Щеки Леонарда раскраснелись от гнева, но Розамонда вмешалась прежде, чем ее муж успел произнести хоть слово.
– Не сердись, – прошептала она. – С подобными людьми всего лучше оставаться совершенно хладнокровным.
Она сделала знак слуге, чтобы тот вышел, и обратилась к мистеру Тревертону:
– Вы навязываете нам свое присутствие, сэр, в то время, когда семейное несчастие делает нас совершенно неприспособленными к спорам любого рода. Мы готовы проявить большее уважение к вашему возрасту, чем вы проявили к нашему горю.
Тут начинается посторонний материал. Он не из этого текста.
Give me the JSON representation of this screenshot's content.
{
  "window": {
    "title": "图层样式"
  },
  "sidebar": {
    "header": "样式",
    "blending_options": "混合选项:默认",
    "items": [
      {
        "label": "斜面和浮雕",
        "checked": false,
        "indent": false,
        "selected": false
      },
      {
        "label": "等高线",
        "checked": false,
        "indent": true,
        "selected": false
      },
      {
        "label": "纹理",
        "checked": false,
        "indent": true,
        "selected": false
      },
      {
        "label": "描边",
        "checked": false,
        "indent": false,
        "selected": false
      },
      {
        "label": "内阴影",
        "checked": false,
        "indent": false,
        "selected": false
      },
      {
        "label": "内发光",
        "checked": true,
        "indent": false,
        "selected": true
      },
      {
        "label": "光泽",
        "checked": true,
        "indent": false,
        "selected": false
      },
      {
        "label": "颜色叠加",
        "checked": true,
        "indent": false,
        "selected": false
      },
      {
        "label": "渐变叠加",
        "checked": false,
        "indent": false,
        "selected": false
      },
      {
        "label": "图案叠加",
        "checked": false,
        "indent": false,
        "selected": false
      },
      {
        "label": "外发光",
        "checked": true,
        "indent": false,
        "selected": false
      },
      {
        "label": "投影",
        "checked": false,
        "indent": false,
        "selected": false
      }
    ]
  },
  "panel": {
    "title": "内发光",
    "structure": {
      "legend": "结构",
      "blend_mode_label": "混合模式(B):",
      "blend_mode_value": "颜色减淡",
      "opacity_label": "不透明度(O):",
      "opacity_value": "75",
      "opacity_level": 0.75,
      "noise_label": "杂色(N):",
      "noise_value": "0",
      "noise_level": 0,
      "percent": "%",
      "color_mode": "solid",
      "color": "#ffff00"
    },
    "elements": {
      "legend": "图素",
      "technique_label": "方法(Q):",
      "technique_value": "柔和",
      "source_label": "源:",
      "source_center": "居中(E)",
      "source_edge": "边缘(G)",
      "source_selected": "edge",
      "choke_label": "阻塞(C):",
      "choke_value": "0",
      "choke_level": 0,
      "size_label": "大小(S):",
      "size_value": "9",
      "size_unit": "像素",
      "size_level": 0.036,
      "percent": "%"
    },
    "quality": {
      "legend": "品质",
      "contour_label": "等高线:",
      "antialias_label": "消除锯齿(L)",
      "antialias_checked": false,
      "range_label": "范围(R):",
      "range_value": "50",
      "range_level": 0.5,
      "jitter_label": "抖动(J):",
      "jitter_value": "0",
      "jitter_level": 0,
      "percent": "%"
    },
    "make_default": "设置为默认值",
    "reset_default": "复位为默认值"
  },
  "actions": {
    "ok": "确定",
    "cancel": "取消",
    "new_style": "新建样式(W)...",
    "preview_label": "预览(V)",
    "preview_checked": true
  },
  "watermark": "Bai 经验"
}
Если вы хотите что-то сказать моему мужу, он готов взять себя в руки и спокойно выслушать вас ради меня.
– Да я буду краток и с ним, и с вами, и ради себя самого, – ответил мистер Тревертон. – Ни у одной женщины еще не было возможности заболтать меня, и никогда не будет. Я пришел сюда, чтобы сказать три вещи. Во-первых, ваш адвокат рассказал мне о находке в Миртовой комнате и о том, как вы ее совершили. Во-вторых, я получил ваши деньги. В-третьих, я намерен оставить их себе. Что вы об этом думаете?
– Думаю, вам не стоит больше оставаться в этой комнате, если ваша единственная цель прихода сюда – рассказать нам то, что мы уже знаем, – заметил Леонард. – Мы знаем, что вы получили деньги, и мы никогда не сомневались, что вы намерены оставить их себе.
– Вы совершенно уверены в этом? Совершенно уверены, что у вас нет тайной надежды на то, что какие-нибудь превратности закона снова вытащат деньги из моего кармана и положат их обратно в ваш? Знайте же, нет ни малейшего шанса на то, что я когда-нибудь стану щедрым и вознагражу вас по собственному желанию за жертву, которую вы принесли. Я получил деньги законным путем, я положил их в надежный банк. И с тех пор, как я родился, в моем сердце не было ни одного доброго чувства. Добрым был мой брат, и он, конечно, знал о моем нраве больше, чем кто-либо другой. Еще раз говорю вам обоим: ни одна монетка из всего огромного состояния никогда не вернется ни к одному из вас.
– А я еще раз говорю вам, что у нас нет желания слушать то, что мы уже знаем. Это успокоение для моей совести и для совести моей жены – отказаться от состояния, которым мы не имели права обладать. И я говорю от ее имени и от своего, что ваша попытка приплести заинтересованный мотив к нашему отказу от этих денег является оскорблением для нас обоих, и вам должно быть стыдно за него.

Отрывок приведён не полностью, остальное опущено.